It is almost essential in digital astrophotography to use flat field frames. A flat field frame is an image of an evenly illuminated source and should be taken with the optics in the same configuration as the imaging run to which it will be applied. These frames are used to compensate for variations in sensitivity across the imaging sensor and the effects of vignetting and dust which are unique to that particular run. They are later applied to the individual sub frames during digital processing of the images.

One way of obtaining these 'Flats' is to take short exposures of a twilight sky. The aim is to have images with average light levels between 1/3 and 1/2 of the fully saturated value. But a twilight sky changes intensity remarkably rapidly, and bright stars can intrude if the sky is too dark.

A far better method is to image a uniformly lit screen. 'Light boxes' have been used for many years, often containing several light sources and various methods of diffusing the light to produce even illumination. But a relatively recent innovation - the flexible electroluminescent panel - has enabled the construction of a much simpler and compact system.

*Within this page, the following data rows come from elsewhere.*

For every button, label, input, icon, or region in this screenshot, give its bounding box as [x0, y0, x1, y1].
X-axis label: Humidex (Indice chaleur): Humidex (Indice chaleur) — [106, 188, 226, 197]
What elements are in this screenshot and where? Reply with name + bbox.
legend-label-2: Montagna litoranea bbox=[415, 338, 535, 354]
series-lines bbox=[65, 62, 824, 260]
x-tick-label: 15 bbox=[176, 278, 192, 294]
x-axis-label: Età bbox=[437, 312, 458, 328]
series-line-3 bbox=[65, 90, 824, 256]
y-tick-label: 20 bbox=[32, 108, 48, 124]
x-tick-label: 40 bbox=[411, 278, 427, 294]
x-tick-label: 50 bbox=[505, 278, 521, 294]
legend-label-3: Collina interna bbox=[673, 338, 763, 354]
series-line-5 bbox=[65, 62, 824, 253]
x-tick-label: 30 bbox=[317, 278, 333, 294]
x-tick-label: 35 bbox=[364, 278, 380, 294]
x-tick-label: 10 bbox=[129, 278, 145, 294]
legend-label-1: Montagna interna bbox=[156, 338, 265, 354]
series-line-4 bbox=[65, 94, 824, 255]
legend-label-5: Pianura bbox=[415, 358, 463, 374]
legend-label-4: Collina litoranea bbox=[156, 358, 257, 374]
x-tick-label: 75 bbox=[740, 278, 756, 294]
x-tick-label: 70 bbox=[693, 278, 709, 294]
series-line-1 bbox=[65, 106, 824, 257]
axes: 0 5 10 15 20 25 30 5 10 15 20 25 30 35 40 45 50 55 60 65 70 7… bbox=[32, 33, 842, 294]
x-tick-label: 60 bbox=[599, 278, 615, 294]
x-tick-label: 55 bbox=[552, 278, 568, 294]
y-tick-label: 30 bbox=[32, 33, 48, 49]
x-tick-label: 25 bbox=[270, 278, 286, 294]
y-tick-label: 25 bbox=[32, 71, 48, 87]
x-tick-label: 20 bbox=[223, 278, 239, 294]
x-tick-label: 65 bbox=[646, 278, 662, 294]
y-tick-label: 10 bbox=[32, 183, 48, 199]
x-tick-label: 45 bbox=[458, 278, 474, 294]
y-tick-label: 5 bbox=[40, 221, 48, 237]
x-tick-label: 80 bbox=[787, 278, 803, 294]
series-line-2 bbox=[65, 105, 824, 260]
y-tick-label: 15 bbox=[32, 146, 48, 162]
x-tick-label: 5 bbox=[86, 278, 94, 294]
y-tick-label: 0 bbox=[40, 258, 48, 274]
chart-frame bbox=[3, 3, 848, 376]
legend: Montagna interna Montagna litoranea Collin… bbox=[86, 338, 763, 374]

It is possible to buy ready made units (see Links page), but in early November 2009 I made my own 'Light Boards' using panels from a UK company - 'Poster Power'. (Unfortunately their web site is no longer on line. But 'Google' for 'Electroluminescent panel'.) A straightforward job with no problems. The panels can be cut with scissors, but of course the section with the electrodes must be intact although it can be shortened - in my case the electrodes were on the longer side, and so as will be seen below the cut piece was still useable.

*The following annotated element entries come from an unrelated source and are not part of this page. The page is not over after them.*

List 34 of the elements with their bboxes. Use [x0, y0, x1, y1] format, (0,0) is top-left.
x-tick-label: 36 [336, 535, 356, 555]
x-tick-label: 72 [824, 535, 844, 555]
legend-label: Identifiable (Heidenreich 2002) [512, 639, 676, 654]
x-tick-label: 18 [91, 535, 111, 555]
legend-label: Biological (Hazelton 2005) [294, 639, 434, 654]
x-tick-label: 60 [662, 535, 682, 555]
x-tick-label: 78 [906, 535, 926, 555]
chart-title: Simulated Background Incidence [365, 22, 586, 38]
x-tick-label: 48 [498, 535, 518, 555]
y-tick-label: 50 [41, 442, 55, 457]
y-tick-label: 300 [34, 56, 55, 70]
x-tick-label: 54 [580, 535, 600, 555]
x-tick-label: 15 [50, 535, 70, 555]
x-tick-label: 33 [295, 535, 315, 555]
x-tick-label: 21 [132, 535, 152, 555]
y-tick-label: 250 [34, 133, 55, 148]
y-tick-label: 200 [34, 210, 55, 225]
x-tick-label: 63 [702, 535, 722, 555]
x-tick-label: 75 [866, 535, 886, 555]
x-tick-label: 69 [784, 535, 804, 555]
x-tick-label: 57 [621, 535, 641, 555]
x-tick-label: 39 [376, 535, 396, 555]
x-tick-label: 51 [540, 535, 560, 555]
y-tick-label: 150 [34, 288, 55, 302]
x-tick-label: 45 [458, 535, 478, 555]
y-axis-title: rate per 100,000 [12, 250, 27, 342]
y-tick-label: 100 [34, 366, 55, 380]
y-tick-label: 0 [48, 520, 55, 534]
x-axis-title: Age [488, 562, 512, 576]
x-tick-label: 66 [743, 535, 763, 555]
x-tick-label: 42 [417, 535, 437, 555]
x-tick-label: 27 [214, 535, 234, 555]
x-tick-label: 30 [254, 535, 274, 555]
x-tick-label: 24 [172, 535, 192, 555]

The panels are supplied in standard ISO216 'A' series paper sizes, so in order fully to cover my 12" telescope I needed to purchase an A2 panel (approx 16" x 24"). I cut off an 8" strip from one end to give a 16" square panel, then assembled it using a hardboard backing. I used double sided sticky tape to keep the large panel flat on the hardboard.

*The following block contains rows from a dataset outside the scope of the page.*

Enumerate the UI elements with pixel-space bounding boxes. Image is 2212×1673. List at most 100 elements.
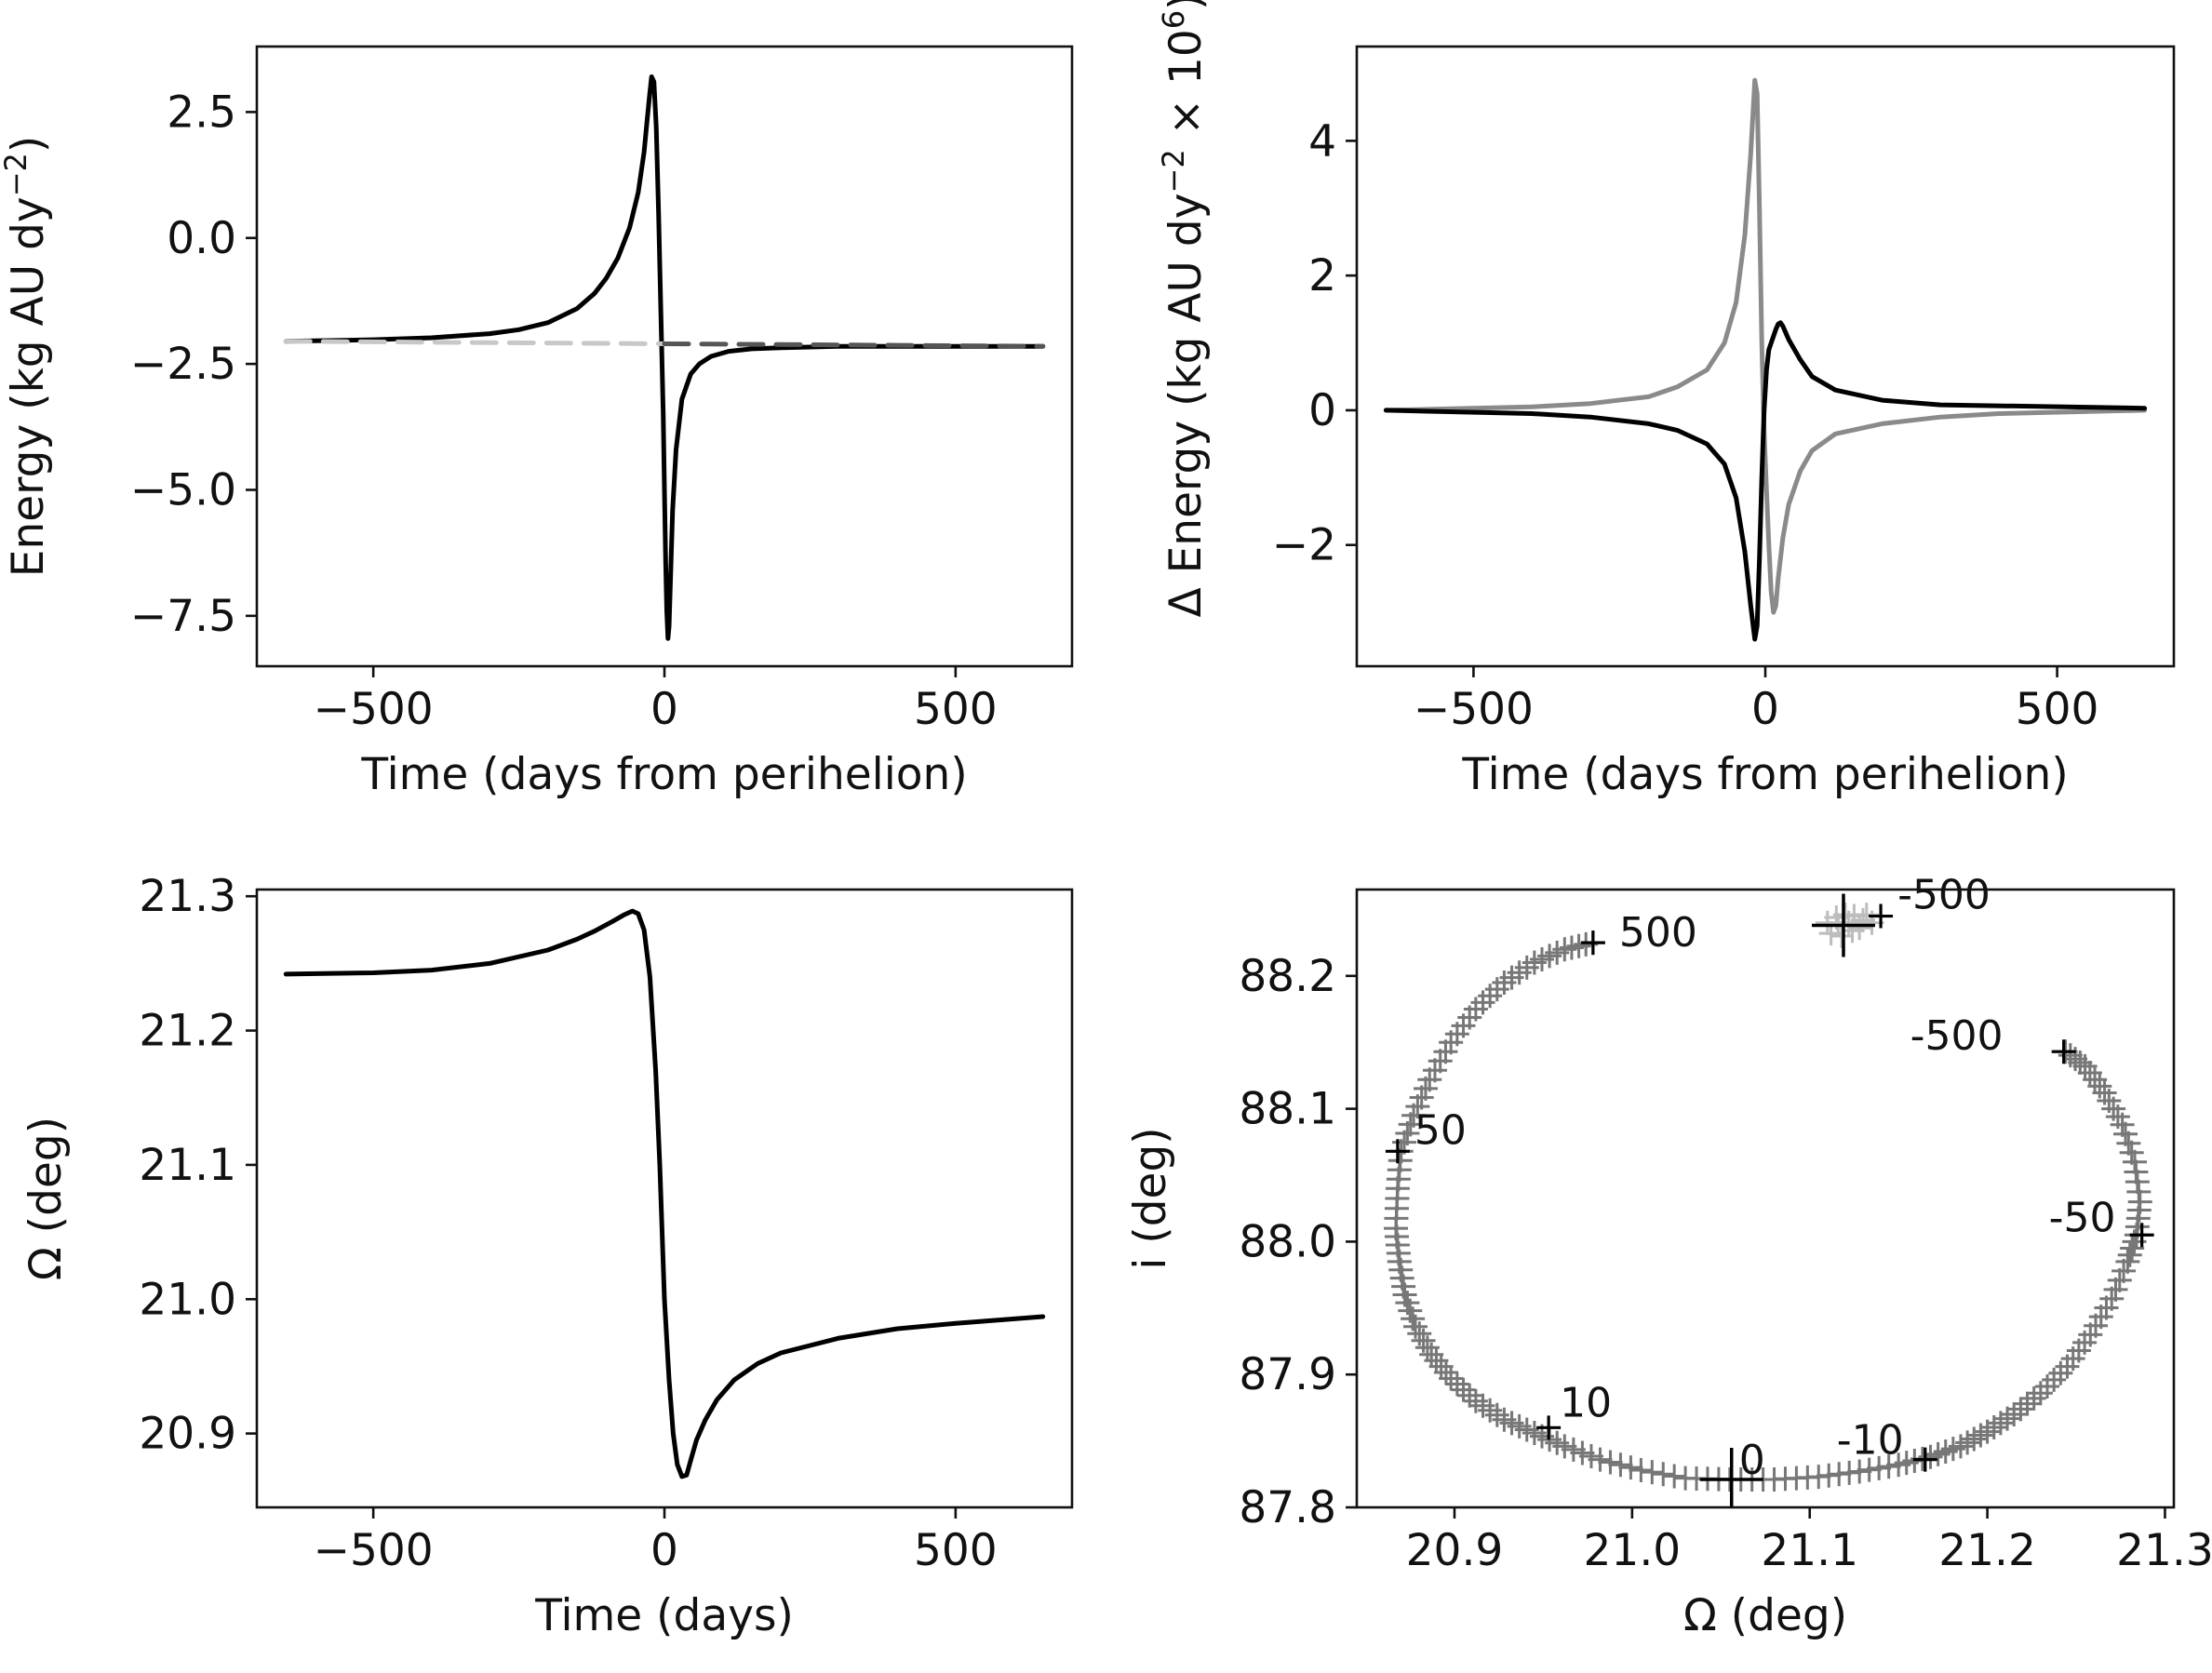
scatter-point bbox=[1536, 1415, 1562, 1440]
scatter-point bbox=[1559, 935, 1584, 960]
scatter-point bbox=[1640, 1460, 1665, 1485]
plot-area bbox=[283, 908, 1046, 1479]
y-tick-label: 87.8 bbox=[1239, 1482, 1336, 1533]
y-tick-label: 21.1 bbox=[139, 1140, 236, 1191]
y-axis-label-ylabel_mid: × 10 bbox=[1160, 29, 1212, 149]
annotation-label: 500 bbox=[1619, 909, 1697, 957]
scatter-point bbox=[1968, 1423, 1993, 1448]
annotation-label: -10 bbox=[1837, 1417, 1904, 1465]
scatter-point bbox=[1629, 1458, 1654, 1483]
scatter-point bbox=[2087, 1074, 2112, 1099]
x-tick-label: 500 bbox=[914, 684, 998, 735]
y-tick-label: −2 bbox=[1272, 520, 1336, 571]
series-delta-energy-0 bbox=[1383, 77, 2148, 615]
panel-omega-inclination: 500 -500 -500 50 -50 10 -10 0 20.9 21.0 21.1 21.2 21… bbox=[1125, 872, 2212, 1641]
y-tick-label: −5.0 bbox=[130, 464, 236, 515]
x-tick-label: 20.9 bbox=[1406, 1525, 1504, 1576]
x-tick-label: 500 bbox=[914, 1525, 998, 1576]
axes-frame bbox=[1355, 888, 2176, 1509]
scatter-point bbox=[1499, 965, 1524, 990]
x-tick-label: 21.2 bbox=[1938, 1525, 2036, 1576]
x-tick-label: −500 bbox=[314, 684, 434, 735]
annotation-label: 50 bbox=[1414, 1106, 1467, 1154]
y-tick-label: 21.3 bbox=[139, 871, 236, 922]
scatter-point bbox=[1578, 1444, 1603, 1469]
y-tick-label: 2 bbox=[1308, 250, 1336, 301]
x-tick-label: 0 bbox=[650, 1525, 678, 1576]
scatter-point bbox=[2117, 1242, 2142, 1267]
x-tick-label: 21.1 bbox=[1761, 1525, 1858, 1576]
panel-energy: −500 0 500 2.5 0.0 −2.5 −5.0 −7.5 Time (days fro… bbox=[0, 45, 1074, 800]
y-axis-label-ylabel_sup: −2 bbox=[0, 153, 34, 196]
y-tick-label: 88.2 bbox=[1239, 951, 1336, 1002]
scatter-point bbox=[1428, 1354, 1454, 1379]
scatter-point bbox=[1470, 990, 1495, 1015]
scatter-point bbox=[1981, 1414, 2006, 1439]
panel-delta-energy: −500 0 500 4 2 0 −2 Time (days from perihelion)… bbox=[1156, 0, 2176, 800]
scatter-point bbox=[1847, 916, 1872, 941]
y-tick-label: 87.9 bbox=[1239, 1349, 1336, 1400]
annotation-label: -500 bbox=[1897, 872, 1991, 919]
y-tick-label: −2.5 bbox=[130, 339, 236, 390]
scatter-point bbox=[1795, 1465, 1820, 1490]
scatter-point bbox=[1857, 1457, 1882, 1482]
scatter-point bbox=[2048, 1360, 2073, 1385]
series-omega-inclination-0 bbox=[1383, 930, 2152, 1492]
scatter-point bbox=[2051, 1039, 2076, 1064]
scatter-point bbox=[1995, 1406, 2020, 1431]
scatter-point bbox=[1391, 1274, 1416, 1299]
scatter-point bbox=[1940, 1437, 1965, 1462]
y-axis-label-ylabel: Δ Energy (kg AU dy bbox=[1160, 193, 1212, 617]
y-tick-label: 0 bbox=[1308, 385, 1336, 436]
y-axis-label: Energy (kg AU dy−2​) bbox=[0, 136, 54, 577]
scatter-point bbox=[2097, 1089, 2122, 1114]
x-tick-label: 0 bbox=[1751, 684, 1779, 735]
scatter-point bbox=[2112, 1121, 2138, 1146]
y-axis-label-ylabel: Energy (kg AU dy bbox=[3, 196, 54, 577]
annotation-label: -50 bbox=[2049, 1194, 2116, 1241]
scatter-point bbox=[1988, 1411, 2013, 1436]
y-axis-label-ylabel: Ω (deg) bbox=[20, 1117, 72, 1280]
scatter-point bbox=[1424, 1348, 1449, 1373]
y-tick-label: 88.1 bbox=[1239, 1084, 1336, 1135]
y-tick-label: 4 bbox=[1308, 115, 1336, 167]
scatter-point bbox=[1529, 946, 1554, 971]
scatter-point bbox=[1836, 910, 1861, 935]
scatter-point bbox=[2002, 1402, 2027, 1427]
annotation-label: 0 bbox=[1739, 1437, 1765, 1484]
y-axis-label-ylabel_tail: ) bbox=[3, 136, 54, 153]
y-axis-label: i (deg) bbox=[1125, 1127, 1176, 1269]
scatter-point bbox=[1837, 1460, 1862, 1485]
y-axis-label-ylabel: i (deg) bbox=[1125, 1127, 1176, 1269]
series-omega-time-0 bbox=[283, 908, 1046, 1479]
scatter-point bbox=[1869, 903, 1894, 929]
y-tick-label: 21.0 bbox=[139, 1274, 236, 1325]
y-tick-label: −7.5 bbox=[130, 591, 236, 642]
scatter-point bbox=[1962, 1426, 1987, 1452]
scatter-point bbox=[2124, 1159, 2149, 1184]
series-omega-inclination-2 bbox=[1385, 903, 2154, 1472]
scatter-point bbox=[1439, 1366, 1464, 1391]
scatter-point bbox=[2083, 1067, 2108, 1092]
scatter-point bbox=[1386, 1240, 1411, 1265]
series-omega-inclination-3 bbox=[1699, 893, 1875, 1507]
y-tick-label: 88.0 bbox=[1239, 1216, 1336, 1267]
scatter-point bbox=[1433, 1360, 1458, 1385]
scatter-point bbox=[1598, 1450, 1623, 1475]
annotation-label: 10 bbox=[1560, 1379, 1612, 1426]
scatter-point bbox=[1955, 1430, 1980, 1455]
scatter-point bbox=[2111, 1258, 2137, 1283]
plot-area bbox=[1383, 893, 2154, 1507]
scatter-point bbox=[2072, 1330, 2098, 1355]
x-axis-label: Time (days from perihelion) bbox=[1461, 749, 2068, 800]
x-tick-label: −500 bbox=[314, 1525, 434, 1576]
x-tick-label: −500 bbox=[1414, 684, 1534, 735]
scatter-point bbox=[2094, 1295, 2119, 1320]
panel-omega-time: −500 0 500 21.3 21.2 21.1 21.0 20.9 Time (days) Ω… bbox=[20, 871, 1074, 1641]
scatter-point bbox=[1608, 1452, 1633, 1478]
scatter-point bbox=[1385, 1139, 1410, 1164]
series-energy-1-b bbox=[662, 341, 1046, 349]
x-axis-label: Time (days) bbox=[534, 1590, 794, 1641]
scatter-point bbox=[1451, 1377, 1476, 1402]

And here is the panel fixed to the board. Note the tongue on one corner to provide support for the wiring connector. The cut edge of the panel should be sealed (clear sellotape or similar) to prevent ingress of moisture. Although the luminescent coating looks pink when unpowered, the powered panel emits a pure white light. The usable size because of the edge tape is approximately 14.5" x 14.5", but if I had used an oversize board, the full 16" x 16" would have been available. For my 12", the existing board is more than enough, and just that bit smaller!
The cut off piece was 8" x 16", and had part of the electrode strips still in place.
It seemed a shame to throw it away, so I carefully lifted one end of the electrode strips and soldered wires to them, with a matching plug for the power supply. (The panel is driven by high frequency alternating current at around 90 volts.) It worked! - the power unit for the big panel also drove the smaller panel (as expected). So I again trimmed it to give me an 8" x 8" panel (approx 6.5" x 6.5" when framed) suitable for my 127 mm and 80 mm refractors.
I found that the basic panel was too bright for my camera which is limited to 1/10th second minimum exposure time. But a few sheets of white paper brought it down to a sensible level. (Note : must be neutral white, not blue white like some computer paper). Then covered with translucent plastic sheet from a local art shop and taped round the edges. Job done - two for the price of one!
To use, the telescope is pointed vertically upwards, then the panel laid on top of the dew shield/telescope tube, and the necessary flats obtained. When not in use, of course the panels take up very little space. The power units ('inverters') run off the mains, but 12 volt powered inverters are also available. These photos show the smaller panel on my 80 mm and 127 mm refractors, and the larger one on the 12" LX200ACF (yes, that's the Moon behind the LX200!)